The Mumfords’ daughter Jen is another example of a broken Ugandan life completely changed. She was found after God told Eric and his Ukrainian son Misha that a daughter awaited them in the northern commuter camps. God specifically pointed her out to them, Mumford says. Her feet were swollen and infected from the daily commute to avoid rebel soldiers. But in time, Jen’s feet healed, she became interested in ballet and came to dance before the queen of Uganda’s southern tribe. The queen took notice of her in a dance recital, despite the tribal prejudice between the southern and northern tribes. After seeing her perform and subsequently jump into the arms of Suzanne, her white mother, the queen invited Jen to share a meal with her.
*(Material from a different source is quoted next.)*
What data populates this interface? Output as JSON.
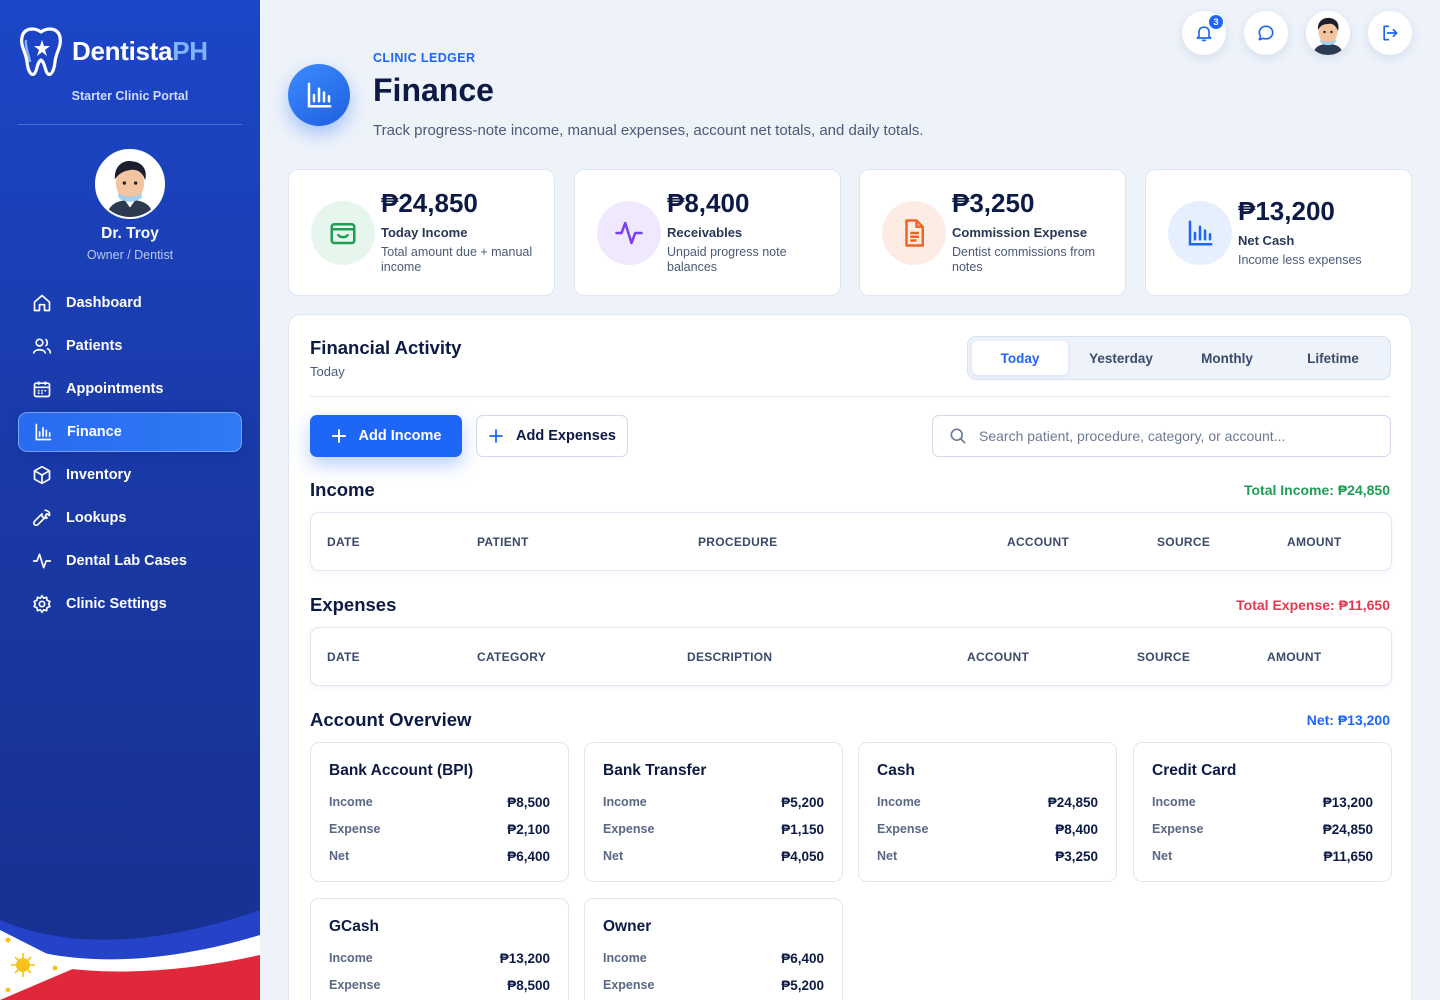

“Now this queen is kind of a big deal,” Mumford says. “She is chauffeured in a white Mercedes and people bow down to her … and she doesn’t just eat with anyone. So here she was, this Ugandan queen of the southern tribe, sitting down with a northern Acholi refugee girl.”

The Mumfords adopt these children, educate them and give them the chance of an abundant life, a life at the opposite end of the spectrum of the typical Ugandan orphan. Most importantly for the Mumfords, their children’s stories provide a real-life parallel to the spiritual adoption that all sons and daughters of God, all Christians, experience. Not only does God the Father adopt us into His family, He gives us a place in His house.

“The zeal and the passion with which God reaches out as a Father to these children has been very powerful,” Mumford says, “and in the Kingdom of God, the last shall become first.”

In the heart of a very needy place, Father’s House is serving in the most fundamental way, reaching out to the desperate with the love of Jesus. Through adoption, education and training of Ugandans to lead their own people, Father’s House is tackling the issues practically, while not focusing on handouts or measuring success in dollars or numbers. They strive to keep in step with God’s simple plan for Christians: to be children of God who please the Father. For those of us not living in an African crisis, places like Father’s House remind us of a simple concept—that we too have been adopted, rescued from ourselves and have a home in the Kingdom of God.

“Our understanding of salvation through the Scriptures is really about adoption,” Mumford says, “that we’ve been lost children that have been under kind of a guardian and a false father, which is Satan, and that Jesus came to ransom us back and to adopt us.”